Aziri nasceu a partir de pesquisas em acervo de fotografias, especificamente da Enciclopédia Itaú Cultural, na imagem de Christiano Junior, e é centrado na dor da separação de duas irmãs gêmeas, sequestradas na África, para serem escravizadas. Uma morreu na travessia, e a outra desembarcou em Salvador, foi vendida e passou a viver em Valença, terra onde o rio Jiquiriçá – berço de Luciany – deságua.
“O poema é um pouco da angústia da separação, da saudade e uma tentativa possível de diálogo com essa irmã que morreu, e que não deixa de ser um diálogo metafórico entre a África e a América”, nos diz a escritora, finalista do Jabuti e vencedora do prêmio São Paulo de Literatura com Mata Doce.
Ainda como resultado da premiação, Luciany viaja em dezembro para a Feira do Livro de Guadalajara, no México, encerrando um ano de muitas andanças proporcionadas pela história de Maria Teresa, uma mulher que vive com as duas mães num casarão antigo, cheio de histórias de seus antepassados e por onde passam personagens memoráveis, que enfrentam tragédias, dores e resistem, cada um a seu modo.
Já Tinta da Bahia contará a história de uma mulher do Mali, Aziri, sequestrada no começo do século 19 e trazida para a região de Valença, onde construirá seu percurso de liberdade.
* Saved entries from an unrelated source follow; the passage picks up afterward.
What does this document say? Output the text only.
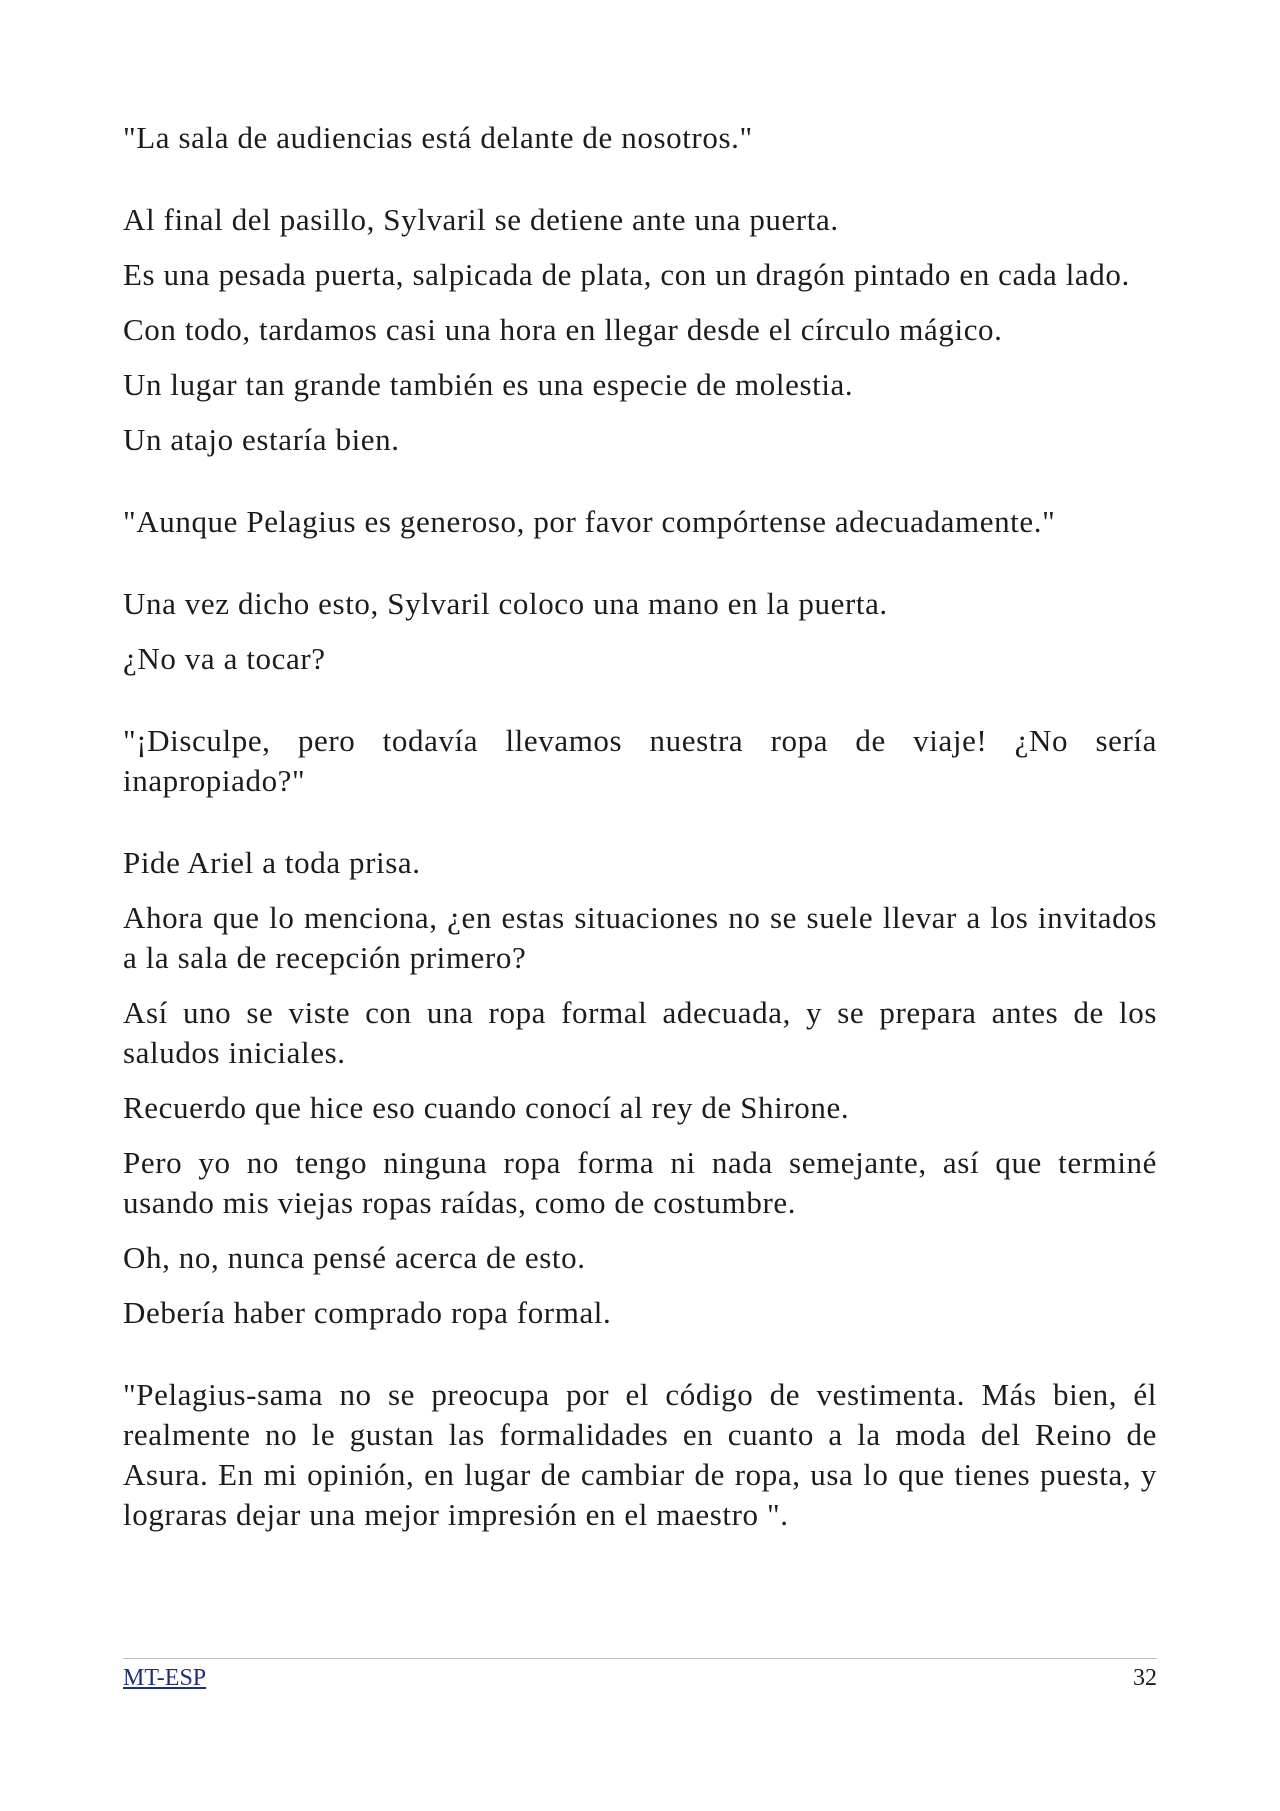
"La sala de audiencias está delante de nosotros."

Al final del pasillo, Sylvaril se detiene ante una puerta.

Es una pesada puerta, salpicada de plata, con un dragón pintado en cada lado.

Con todo, tardamos casi una hora en llegar desde el círculo mágico.

Un lugar tan grande también es una especie de molestia.

Un atajo estaría bien.

"Aunque Pelagius es generoso, por favor compórtense adecuadamente."

Una vez dicho esto, Sylvaril coloco una mano en la puerta.

¿No va a tocar?

"¡Disculpe, pero todavía llevamos nuestra ropa de viaje! ¿No sería inapropiado?"

Pide Ariel a toda prisa.

Ahora que lo menciona, ¿en estas situaciones no se suele llevar a los invitados a la sala de recepción primero?

Así uno se viste con una ropa formal adecuada, y se prepara antes de los saludos iniciales.

Recuerdo que hice eso cuando conocí al rey de Shirone.

Pero yo no tengo ninguna ropa forma ni nada semejante, así que terminé usando mis viejas ropas raídas, como de costumbre.

Oh, no, nunca pensé acerca de esto.

Debería haber comprado ropa formal.

"Pelagius-sama no se preocupa por el código de vestimenta. Más bien, él realmente no le gustan las formalidades en cuanto a la moda del Reino de Asura. En mi opinión, en lugar de cambiar de ropa, usa lo que tienes puesta, y lograras dejar una mejor impresión en el maestro ".

MT-ESP	32
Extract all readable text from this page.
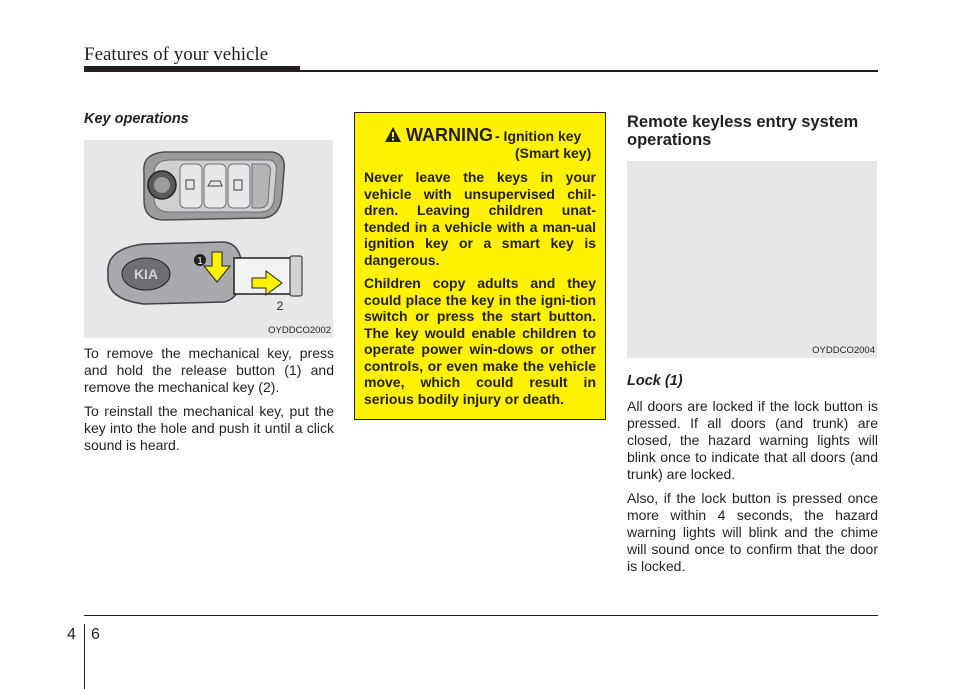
Features of your vehicle
Key operations
KIA
1
2
OYDDCO2002

To remove the mechanical key, press and hold the release button (1) and remove the mechanical key (2).

To reinstall the mechanical key, put the key into the hole and push it until a click sound is heard.

WARNING - Ignition key
(Smart key)

Never leave the keys in your vehicle with unsupervised chil-dren. Leaving children unat-tended in a vehicle with a man-ual ignition key or a smart key is dangerous.

Children copy adults and they could place the key in the igni-tion switch or press the start button. The key would enable children to operate power win-dows or other controls, or even make the vehicle move, which could result in serious bodily injury or death.

Remote keyless entry system operations
OYDDCO2004
Lock (1)

All doors are locked if the lock button is pressed. If all doors (and trunk) are closed, the hazard warning lights will blink once to indicate that all doors (and trunk) are locked.

Also, if the lock button is pressed once more within 4 seconds, the hazard warning lights will blink and the chime will sound once to confirm that the door is locked.

4 6
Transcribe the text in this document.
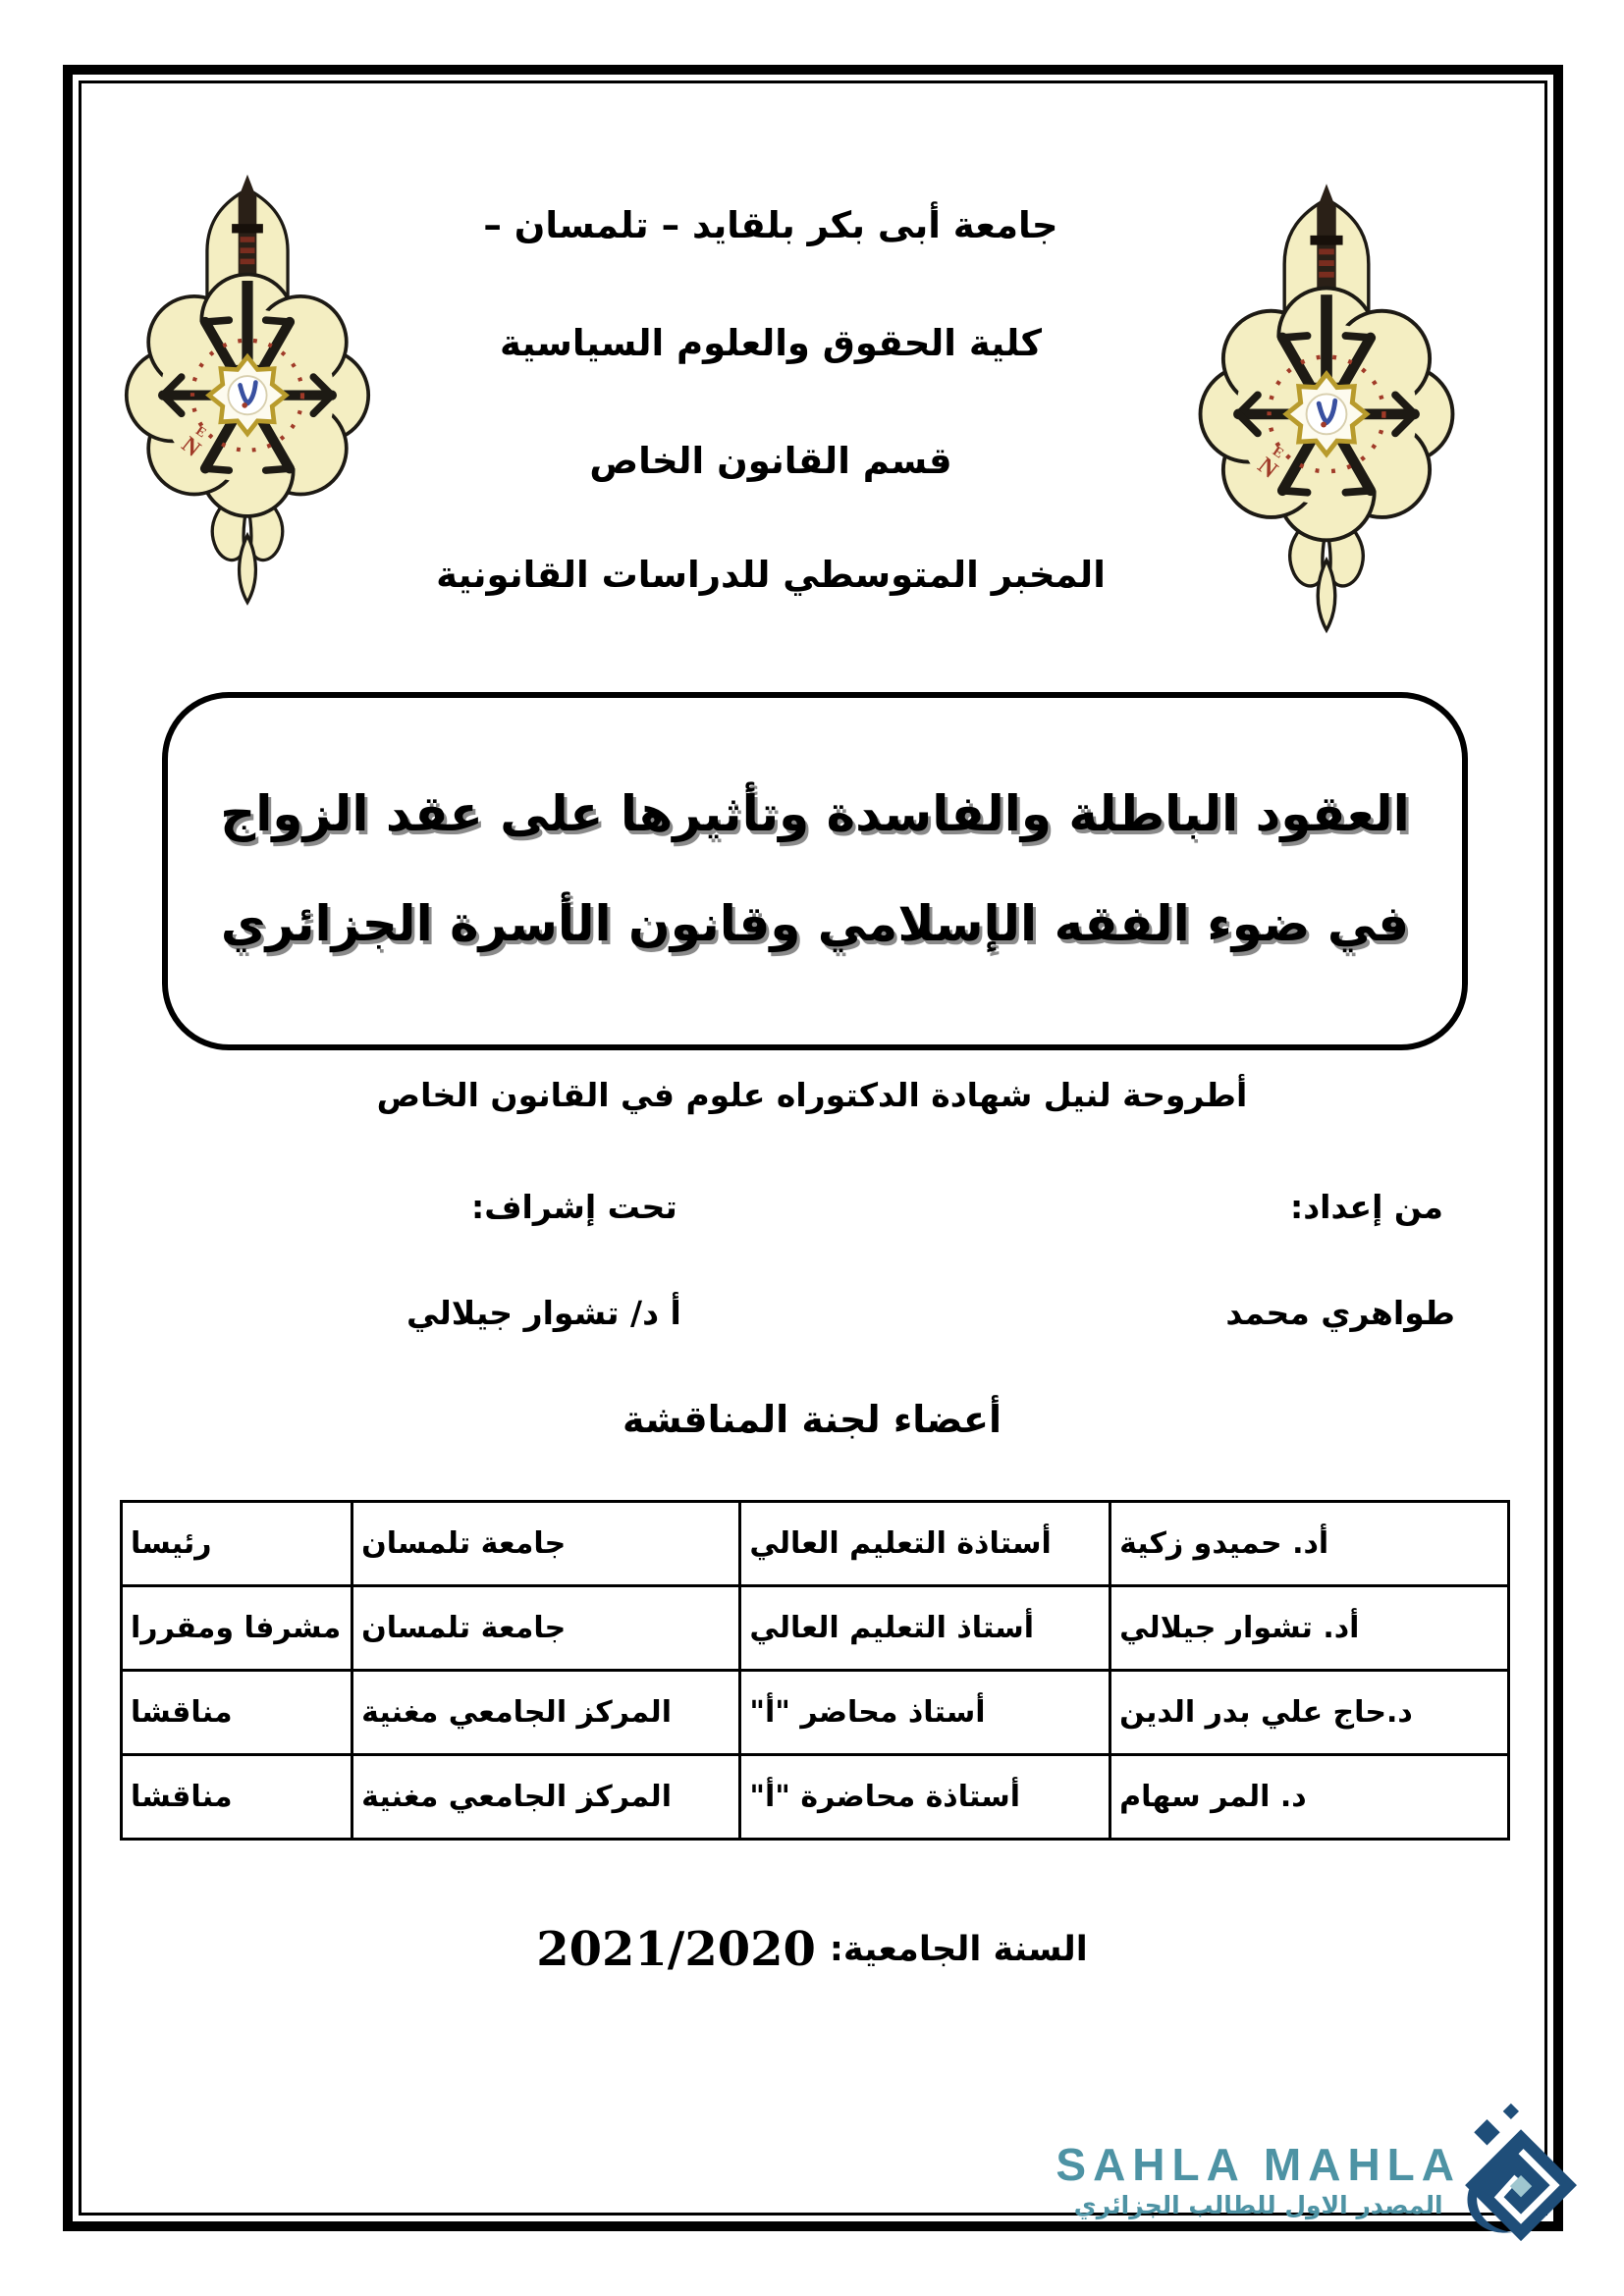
جامعة أبى بكر بلقايد – تلمسان –
كلية الحقوق والعلوم السياسية
قسم القانون الخاص
المخبر المتوسطي للدراسات القانونية
العقود الباطلة والفاسدة وتأثيرها على عقد الزواج
في ضوء الفقه الإسلامي وقانون الأسرة الجزائري
أطروحة لنيل شهادة الدكتوراه علوم في القانون الخاص
من إعداد:
تحت إشراف:
طواهري محمد
أ د/ تشوار جيلالي
أعضاء لجنة المناقشة
أد. حميدو زكية	أستاذة التعليم العالي	جامعة تلمسان	رئيسا
أد. تشوار جيلالي	أستاذ التعليم العالي	جامعة تلمسان	مشرفا ومقررا
د.حاج علي بدر الدين	أستاذ محاضر "أ"	المركز الجامعي مغنية	مناقشا
د. المر سهام	أستاذة محاضرة "أ"	المركز الجامعي مغنية	مناقشا
السنة الجامعية:
2021/2020
SAHLA MAHLA
المصدر الاول للطالب الجزائري
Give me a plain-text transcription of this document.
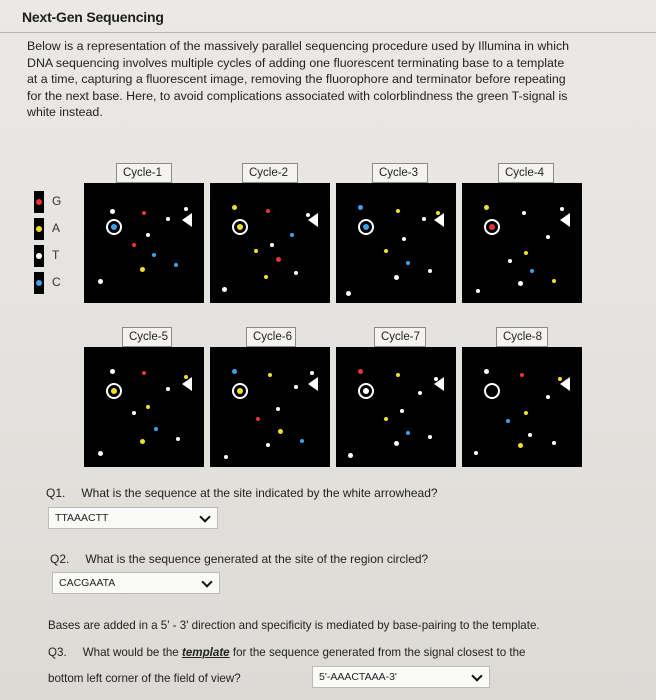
Next-Gen Sequencing
Below is a representation of the massively parallel sequencing procedure used by Illumina in which
DNA sequencing involves multiple cycles of adding one fluorescent terminating base to a template
at a time, capturing a fluorescent image, removing the fluorophore and terminator before repeating
for the next base. Here, to avoid complications associated with colorblindness the green T-signal is
white instead.
G
A
T
C
Cycle-1	Cycle-2	Cycle-3	Cycle-4
Cycle-5	Cycle-6	Cycle-7	Cycle-8
Q1. What is the sequence at the site indicated by the white arrowhead?
TTAAACTT
Q2. What is the sequence generated at the site of the region circled?
CACGAATA
Bases are added in a 5' - 3' direction and specificity is mediated by base-pairing to the template.
Q3. What would be the template for the sequence generated from the signal closest to the
bottom left corner of the field of view?	5'-AAACTAAA-3'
O nome do romance faz referência a uma fábrica de tecidos que realmente existiu na cidade, a um jornal abolicionista e também à própria ideia de pensar a composição da sociedade a partir da história colonial.
Um dos sócios dessa fábrica é um gaúcho, proprietário de uma charqueada em Pelotas (RS), de onde ele sai para ser um grande traficante de almas em Salvador. Para essa pesquisa, e também para começar o pós-doutorado na PUC do Rio Grande do Sul na área de teoria literária, Luciany está morando em Porto Alegre. Ela gosta de dizer que está na triangulação Porto Alegre, São Paulo (é professora na PUC) e Bahia, seu estado natal.